Message From The Director

Dear Chorus alums,

Greetings from the Hill!  

I can’t tell you how much I’ve enjoyed my first year working with the Cornell Chorus.  They’re great people, as you already know — smart, interesting, funny, and always kind to each other — and it’s a pleasure to spend time in their company, whether in rehearsal, on stage, or on the road.  Every day I am inspired by their pride in the organization, and their professionalism in running it (thank you, officers!).  In rehearsal, their alert intelligence continually spurs me to listen for possibilities, and set them new challenges.  If you haven’t heard the Chorus recently, I hope you’ll get a chance soon — this year’s 56 singers, including fourteen wonderful new members, make an amazingly vibrant, warm, and expressive sound!

As I write this, we are gearing up for our Twilight concert on Parent’s Weekend, celebrating (as befits a university marking its 150th anniversary) the theme of Beginnings:   music about birth, childhood, mornings, new ventures, springtime, first love, portents, and so on.  We are especially excited to be working on Songs from Ort, this year’s No Whining, No Flowers commission by Rome Prize winner Lisa Bielawa — a challenging but compelling setting of poetry originally by Elizabeth Barrett Browning, and transformed by many subsequent poets — which will receive its world premiere on November 1st in the presence of the composer.

I think everyone would agree that the highlight of the year thus far was our September 30th performance for the University Trustees, at a luncheon held just minutes after Cornell’s new president, Elizabeth Garrett, was announced.  What an honor that, out of Cornell’s 21,593 students, the members of the Cornell Chorus were chosen as the very first to meet Dr. Garrett and welcome her to campus, with a touching performance of The Hill!  We all look forward to seeing where Dr.
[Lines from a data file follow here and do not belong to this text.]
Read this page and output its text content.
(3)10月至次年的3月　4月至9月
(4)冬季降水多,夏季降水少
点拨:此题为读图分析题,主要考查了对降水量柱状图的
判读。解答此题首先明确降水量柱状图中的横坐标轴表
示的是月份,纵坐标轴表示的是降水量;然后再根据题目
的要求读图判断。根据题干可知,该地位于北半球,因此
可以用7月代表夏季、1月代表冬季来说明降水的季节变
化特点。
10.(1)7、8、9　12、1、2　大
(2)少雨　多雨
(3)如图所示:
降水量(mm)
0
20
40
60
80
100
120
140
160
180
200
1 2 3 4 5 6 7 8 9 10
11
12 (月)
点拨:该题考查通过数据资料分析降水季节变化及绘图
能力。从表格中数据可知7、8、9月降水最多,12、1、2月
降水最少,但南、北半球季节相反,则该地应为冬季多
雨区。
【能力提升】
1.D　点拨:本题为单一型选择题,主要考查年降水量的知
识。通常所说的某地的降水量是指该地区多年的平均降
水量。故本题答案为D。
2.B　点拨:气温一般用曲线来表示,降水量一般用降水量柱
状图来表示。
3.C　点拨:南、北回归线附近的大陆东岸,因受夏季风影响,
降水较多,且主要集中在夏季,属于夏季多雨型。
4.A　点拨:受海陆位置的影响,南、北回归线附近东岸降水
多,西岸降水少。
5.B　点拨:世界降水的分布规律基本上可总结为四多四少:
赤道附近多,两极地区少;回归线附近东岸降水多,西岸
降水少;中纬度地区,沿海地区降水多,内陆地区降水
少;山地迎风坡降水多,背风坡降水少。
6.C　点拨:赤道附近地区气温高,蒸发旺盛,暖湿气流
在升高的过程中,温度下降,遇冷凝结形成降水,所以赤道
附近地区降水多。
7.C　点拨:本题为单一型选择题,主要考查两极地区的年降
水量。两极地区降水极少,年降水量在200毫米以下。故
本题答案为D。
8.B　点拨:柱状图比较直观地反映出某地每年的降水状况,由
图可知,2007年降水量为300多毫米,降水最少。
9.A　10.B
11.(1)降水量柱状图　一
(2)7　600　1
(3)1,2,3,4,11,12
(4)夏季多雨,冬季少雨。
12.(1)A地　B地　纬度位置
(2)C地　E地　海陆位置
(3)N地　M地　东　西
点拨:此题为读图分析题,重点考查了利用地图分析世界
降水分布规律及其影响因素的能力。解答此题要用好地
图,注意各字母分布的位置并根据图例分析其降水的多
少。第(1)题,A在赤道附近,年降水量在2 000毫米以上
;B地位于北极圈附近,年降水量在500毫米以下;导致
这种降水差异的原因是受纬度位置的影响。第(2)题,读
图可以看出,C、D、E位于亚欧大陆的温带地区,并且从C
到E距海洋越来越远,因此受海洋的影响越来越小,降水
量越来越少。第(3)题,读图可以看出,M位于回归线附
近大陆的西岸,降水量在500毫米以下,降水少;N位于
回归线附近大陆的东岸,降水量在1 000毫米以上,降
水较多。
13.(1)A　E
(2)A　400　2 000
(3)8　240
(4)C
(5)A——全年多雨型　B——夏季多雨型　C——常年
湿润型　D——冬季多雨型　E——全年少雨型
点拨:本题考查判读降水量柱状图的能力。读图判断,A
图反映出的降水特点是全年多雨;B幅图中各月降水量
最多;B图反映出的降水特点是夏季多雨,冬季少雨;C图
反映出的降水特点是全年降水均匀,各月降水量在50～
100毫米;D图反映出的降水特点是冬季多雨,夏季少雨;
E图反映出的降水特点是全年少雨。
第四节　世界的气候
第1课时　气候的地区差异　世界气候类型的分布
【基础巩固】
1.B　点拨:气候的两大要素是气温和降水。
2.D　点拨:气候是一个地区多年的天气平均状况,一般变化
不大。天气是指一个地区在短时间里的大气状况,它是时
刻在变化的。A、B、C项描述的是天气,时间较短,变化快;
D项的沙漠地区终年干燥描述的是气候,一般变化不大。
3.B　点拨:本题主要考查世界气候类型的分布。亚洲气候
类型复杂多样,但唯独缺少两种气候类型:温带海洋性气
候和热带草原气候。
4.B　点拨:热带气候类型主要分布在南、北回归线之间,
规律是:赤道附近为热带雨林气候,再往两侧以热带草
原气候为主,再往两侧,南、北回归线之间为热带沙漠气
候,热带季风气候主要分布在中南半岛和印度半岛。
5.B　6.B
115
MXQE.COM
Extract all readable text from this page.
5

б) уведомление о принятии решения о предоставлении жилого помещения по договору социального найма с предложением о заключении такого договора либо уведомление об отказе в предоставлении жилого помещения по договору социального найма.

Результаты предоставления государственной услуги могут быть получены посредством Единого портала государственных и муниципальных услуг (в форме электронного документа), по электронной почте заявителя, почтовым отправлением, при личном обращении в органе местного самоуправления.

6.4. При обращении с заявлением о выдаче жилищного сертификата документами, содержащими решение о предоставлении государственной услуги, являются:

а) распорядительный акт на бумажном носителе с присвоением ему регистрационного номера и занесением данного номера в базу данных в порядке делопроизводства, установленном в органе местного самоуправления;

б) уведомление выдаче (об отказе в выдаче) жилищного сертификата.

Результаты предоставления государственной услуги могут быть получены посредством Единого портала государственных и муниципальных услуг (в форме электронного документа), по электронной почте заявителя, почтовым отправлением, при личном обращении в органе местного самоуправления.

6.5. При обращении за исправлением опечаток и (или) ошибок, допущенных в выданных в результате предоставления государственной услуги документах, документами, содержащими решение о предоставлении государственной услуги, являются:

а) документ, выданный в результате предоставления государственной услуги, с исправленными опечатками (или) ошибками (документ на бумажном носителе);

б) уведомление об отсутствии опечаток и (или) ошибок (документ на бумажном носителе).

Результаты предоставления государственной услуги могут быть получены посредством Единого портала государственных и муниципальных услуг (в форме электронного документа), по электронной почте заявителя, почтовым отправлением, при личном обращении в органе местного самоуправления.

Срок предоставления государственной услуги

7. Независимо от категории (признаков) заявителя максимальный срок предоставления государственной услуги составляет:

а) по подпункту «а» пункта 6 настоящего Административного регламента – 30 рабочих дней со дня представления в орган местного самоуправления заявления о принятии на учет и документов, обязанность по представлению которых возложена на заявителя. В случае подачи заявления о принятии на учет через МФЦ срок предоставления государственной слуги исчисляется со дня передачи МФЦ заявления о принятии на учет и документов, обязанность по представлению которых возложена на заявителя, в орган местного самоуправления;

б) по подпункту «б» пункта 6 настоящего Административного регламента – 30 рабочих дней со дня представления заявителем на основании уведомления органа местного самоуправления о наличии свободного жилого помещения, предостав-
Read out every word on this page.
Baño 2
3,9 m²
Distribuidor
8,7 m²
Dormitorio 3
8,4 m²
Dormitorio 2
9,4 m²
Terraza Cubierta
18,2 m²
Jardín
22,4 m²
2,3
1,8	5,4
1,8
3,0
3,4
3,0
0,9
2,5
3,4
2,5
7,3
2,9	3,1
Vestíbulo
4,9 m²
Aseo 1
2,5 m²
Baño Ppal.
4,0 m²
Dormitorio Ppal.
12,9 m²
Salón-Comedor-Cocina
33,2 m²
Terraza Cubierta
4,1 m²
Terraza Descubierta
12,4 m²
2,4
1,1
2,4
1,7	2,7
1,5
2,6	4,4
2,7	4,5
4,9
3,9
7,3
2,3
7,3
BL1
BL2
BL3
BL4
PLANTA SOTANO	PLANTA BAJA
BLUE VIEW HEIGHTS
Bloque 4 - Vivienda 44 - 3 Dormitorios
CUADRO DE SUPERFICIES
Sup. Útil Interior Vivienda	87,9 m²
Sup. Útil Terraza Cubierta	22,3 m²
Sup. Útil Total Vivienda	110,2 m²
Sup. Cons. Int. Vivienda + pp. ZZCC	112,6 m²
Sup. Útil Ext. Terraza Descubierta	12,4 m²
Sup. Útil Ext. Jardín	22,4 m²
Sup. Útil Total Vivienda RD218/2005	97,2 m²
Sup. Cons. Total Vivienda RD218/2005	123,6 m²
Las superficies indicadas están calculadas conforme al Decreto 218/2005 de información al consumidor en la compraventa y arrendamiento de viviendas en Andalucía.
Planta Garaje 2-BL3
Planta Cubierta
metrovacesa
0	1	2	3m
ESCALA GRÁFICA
Garrett takes the university, and hope that her inauguration as the first woman president of Cornell will bring more attention to women’s groups on campus, including the Cornell Chorus and its endowment drive. 

In closing, I just want to say how great it’s been to meet so many thoughtful, loyal, and dedicated Chorus alums over the past year, both on tour and during various events here on campus.  Each Wednesday evening as we gather to rehearse in Sage Chapel, I find myself imagining that behind the rows of current singers there are many more rows, filled with the generations of women who built this choir and lifted it to its current status, sometimes against significant odds.  You are with us in spirit every time, and the current membership, including me, are so grateful for it.